Progress, populism and deconstruction

The word progress sounds good. At first sight, it is not easy to understand why progressivism, the progressive, is associated with a counter-cultural intention, faced with progress, improvement, science, growth, construction, the future. Something perverse has to happen for the idea of progress to become an action of going back in time, of returning to violent origins, of erasing any sign of past identity in order to empty society of its history. A macabre revolution, an excessive and intolerable assault, is currently devastating the United States and many cities in Europe and the democratic world. The demolition and beheading of statues and symbols of historical figures without any concrete reason, under the iconoclastic torch of the vindication against racism provoked after the death of George Floyd.
Progressivism has its origin, like so many ideologies, in the liberal revolutions. It could be said that from its origin it is a mutation of enlightened reformism towards a permanent struggle to impose new laws that transform society, assuming as incapable and insufficient the advances and achievements of moderate liberalism. The progressives during the 19th century were the most demanding liberals in terms of both proposals and methods. Not always on the margin of destruction (Jacobins) and close to the most radical reforms to abolish privileges and break with laws the Old Regime. They were not able to adapt to the growth of the workers' movement and suffrage, nor to recognize as successes the achievements of liberal democracy (May 1968) and lost the battle for ideas in the 20th century.
The fall of Marxism and the crisis of social democracy has allowed the populist and extreme left currents (the Progressive International) to recover the spirit of progressivism, but now adding some demands and uproar, activated from the social networks and from imitation in the new global scenario, of a subversive and violent nature.

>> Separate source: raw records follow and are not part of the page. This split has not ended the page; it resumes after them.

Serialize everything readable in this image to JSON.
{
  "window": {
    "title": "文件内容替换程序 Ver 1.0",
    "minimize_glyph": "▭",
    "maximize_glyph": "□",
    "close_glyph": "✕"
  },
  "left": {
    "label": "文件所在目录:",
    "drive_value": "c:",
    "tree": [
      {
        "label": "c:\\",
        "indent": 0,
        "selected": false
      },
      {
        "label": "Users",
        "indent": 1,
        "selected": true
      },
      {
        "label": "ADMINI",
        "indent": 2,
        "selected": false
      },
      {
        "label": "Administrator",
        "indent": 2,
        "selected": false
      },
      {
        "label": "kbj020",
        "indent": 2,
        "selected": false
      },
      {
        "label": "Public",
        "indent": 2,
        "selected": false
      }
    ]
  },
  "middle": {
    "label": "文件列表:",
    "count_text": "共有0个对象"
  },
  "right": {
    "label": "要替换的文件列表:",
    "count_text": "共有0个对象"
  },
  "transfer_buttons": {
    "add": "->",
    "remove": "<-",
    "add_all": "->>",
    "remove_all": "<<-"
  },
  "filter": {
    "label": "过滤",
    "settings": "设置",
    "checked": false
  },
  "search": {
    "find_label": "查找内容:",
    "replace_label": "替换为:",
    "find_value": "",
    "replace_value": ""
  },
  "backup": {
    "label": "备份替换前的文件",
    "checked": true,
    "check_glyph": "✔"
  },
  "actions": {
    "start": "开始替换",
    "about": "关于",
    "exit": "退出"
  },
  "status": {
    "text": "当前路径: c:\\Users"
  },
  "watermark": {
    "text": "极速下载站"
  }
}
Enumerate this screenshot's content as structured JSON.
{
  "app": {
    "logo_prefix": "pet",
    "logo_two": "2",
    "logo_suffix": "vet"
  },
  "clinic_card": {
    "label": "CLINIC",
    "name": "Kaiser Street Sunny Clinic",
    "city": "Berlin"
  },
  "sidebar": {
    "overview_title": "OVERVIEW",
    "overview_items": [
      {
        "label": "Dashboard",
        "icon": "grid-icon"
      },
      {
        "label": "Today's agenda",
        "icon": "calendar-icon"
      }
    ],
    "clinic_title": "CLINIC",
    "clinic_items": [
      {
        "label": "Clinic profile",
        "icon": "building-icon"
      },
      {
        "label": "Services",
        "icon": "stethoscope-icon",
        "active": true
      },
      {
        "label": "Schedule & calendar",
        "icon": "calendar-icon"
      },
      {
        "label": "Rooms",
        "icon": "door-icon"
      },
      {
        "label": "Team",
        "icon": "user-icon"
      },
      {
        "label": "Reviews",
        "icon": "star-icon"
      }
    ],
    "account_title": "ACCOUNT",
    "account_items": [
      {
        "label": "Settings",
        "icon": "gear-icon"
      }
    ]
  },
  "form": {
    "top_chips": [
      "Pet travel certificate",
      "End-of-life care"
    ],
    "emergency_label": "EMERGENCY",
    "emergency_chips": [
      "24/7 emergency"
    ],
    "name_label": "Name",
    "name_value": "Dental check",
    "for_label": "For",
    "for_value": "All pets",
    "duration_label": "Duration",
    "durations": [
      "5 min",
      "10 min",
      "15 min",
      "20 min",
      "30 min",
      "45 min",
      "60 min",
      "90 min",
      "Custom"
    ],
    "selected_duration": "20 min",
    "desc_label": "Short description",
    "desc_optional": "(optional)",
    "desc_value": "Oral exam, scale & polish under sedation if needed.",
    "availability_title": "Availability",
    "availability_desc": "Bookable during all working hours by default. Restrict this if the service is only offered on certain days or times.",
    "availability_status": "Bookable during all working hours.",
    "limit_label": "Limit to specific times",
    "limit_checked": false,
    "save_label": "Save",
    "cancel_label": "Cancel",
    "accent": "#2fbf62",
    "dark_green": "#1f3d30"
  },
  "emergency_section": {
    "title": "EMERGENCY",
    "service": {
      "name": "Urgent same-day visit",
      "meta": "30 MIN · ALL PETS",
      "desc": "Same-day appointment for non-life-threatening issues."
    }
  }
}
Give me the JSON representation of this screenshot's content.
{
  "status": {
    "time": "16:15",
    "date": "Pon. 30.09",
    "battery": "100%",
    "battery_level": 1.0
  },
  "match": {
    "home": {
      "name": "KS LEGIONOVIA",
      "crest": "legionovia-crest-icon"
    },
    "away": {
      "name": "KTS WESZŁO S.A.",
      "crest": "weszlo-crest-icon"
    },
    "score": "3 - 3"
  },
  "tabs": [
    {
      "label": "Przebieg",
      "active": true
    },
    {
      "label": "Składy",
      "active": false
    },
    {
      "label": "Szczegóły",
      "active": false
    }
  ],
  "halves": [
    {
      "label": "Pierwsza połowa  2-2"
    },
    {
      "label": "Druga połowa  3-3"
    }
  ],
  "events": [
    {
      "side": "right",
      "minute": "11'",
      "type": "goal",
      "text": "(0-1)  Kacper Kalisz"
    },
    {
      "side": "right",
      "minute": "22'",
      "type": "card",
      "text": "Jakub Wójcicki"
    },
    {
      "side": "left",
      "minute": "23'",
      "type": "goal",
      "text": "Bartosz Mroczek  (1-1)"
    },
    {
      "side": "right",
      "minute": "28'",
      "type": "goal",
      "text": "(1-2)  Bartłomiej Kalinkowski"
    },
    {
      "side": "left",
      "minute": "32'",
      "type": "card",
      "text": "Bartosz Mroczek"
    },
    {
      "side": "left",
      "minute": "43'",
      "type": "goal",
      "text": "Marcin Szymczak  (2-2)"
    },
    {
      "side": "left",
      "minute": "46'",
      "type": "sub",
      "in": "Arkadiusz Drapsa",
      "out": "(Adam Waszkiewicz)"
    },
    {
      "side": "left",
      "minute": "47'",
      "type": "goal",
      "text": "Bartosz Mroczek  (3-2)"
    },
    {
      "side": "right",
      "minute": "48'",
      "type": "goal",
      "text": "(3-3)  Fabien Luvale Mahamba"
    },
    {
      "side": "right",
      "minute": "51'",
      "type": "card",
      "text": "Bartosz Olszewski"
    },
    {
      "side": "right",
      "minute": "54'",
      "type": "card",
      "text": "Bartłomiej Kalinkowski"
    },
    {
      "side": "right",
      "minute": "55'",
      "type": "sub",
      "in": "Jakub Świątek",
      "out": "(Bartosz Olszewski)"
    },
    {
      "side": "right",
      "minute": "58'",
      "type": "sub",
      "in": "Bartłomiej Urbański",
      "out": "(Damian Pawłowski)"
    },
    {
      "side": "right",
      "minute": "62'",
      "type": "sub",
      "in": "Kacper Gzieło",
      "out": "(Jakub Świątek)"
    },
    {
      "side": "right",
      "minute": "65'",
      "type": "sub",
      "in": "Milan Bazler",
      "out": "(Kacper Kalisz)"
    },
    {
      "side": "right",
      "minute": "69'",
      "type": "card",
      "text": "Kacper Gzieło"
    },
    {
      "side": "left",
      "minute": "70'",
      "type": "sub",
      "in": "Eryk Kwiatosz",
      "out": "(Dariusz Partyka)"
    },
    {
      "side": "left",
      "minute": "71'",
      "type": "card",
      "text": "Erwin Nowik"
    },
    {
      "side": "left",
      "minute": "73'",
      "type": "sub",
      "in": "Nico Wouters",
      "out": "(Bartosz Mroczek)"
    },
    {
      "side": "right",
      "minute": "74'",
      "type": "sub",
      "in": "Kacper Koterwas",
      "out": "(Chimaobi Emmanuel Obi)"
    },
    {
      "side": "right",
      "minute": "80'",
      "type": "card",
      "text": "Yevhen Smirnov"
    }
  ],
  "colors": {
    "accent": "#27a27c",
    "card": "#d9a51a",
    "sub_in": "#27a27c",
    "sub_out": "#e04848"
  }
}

Taking power from the streets and parliaments to deconstruct society first and then rebuild it with ideas and laws that go beyond the constitutions, institutions and consensus of democratic history. This has been called neo-constructivism or constructionalism.
In the United States, the progessives became strong by raising the banners of feminism and the struggle for the civil rights of minorities (African Americans) and pointing to the bipartisan establishment as the cause of the corruption of the system and the inequalities generated by capitalism. In times of crisis, at the end of the 19th century and in the 1960s, they made some progress. But as former President Obama has pointed out, American society is much more in favour of reforms within the constitutional system, of which it is proud, than of extremist revolutions. The failure of Warren and Sanders in the Democratic Party's pre-campaign confirms this.
Disenchantment with the crisis caused by the pandemic, political uncertainties, the common enemy (Donald Trump and the rich), the anticipated failure of their ultra-progressive proposals in the run-up to the 2020 elections and the anti-racist outburst after George Floyd's death, has put a radical minority on the warpath. Their excesses and protests have now taken the path of destroying symbols with the aim, not of fighting racism (condemned by the United Nations and all democratic legislation), but of destabilising liberal democracies and indiscriminately deconstructing society, shattering its past in order to fracture its present.
Symbols of historical progress (Fray Junípero Serra); of victory over slavery, as Pérez Maura pointed out in ABC (Grant); of recognition of the workers' vote (Jackson); of the struggle against Nazism and totalitarianism (Churchill); of universal culture (Cervantes), have succumbed to the irrational attacks of the ultras of the new left, before the astonished eyes of their fellow travellers and of the civilised world.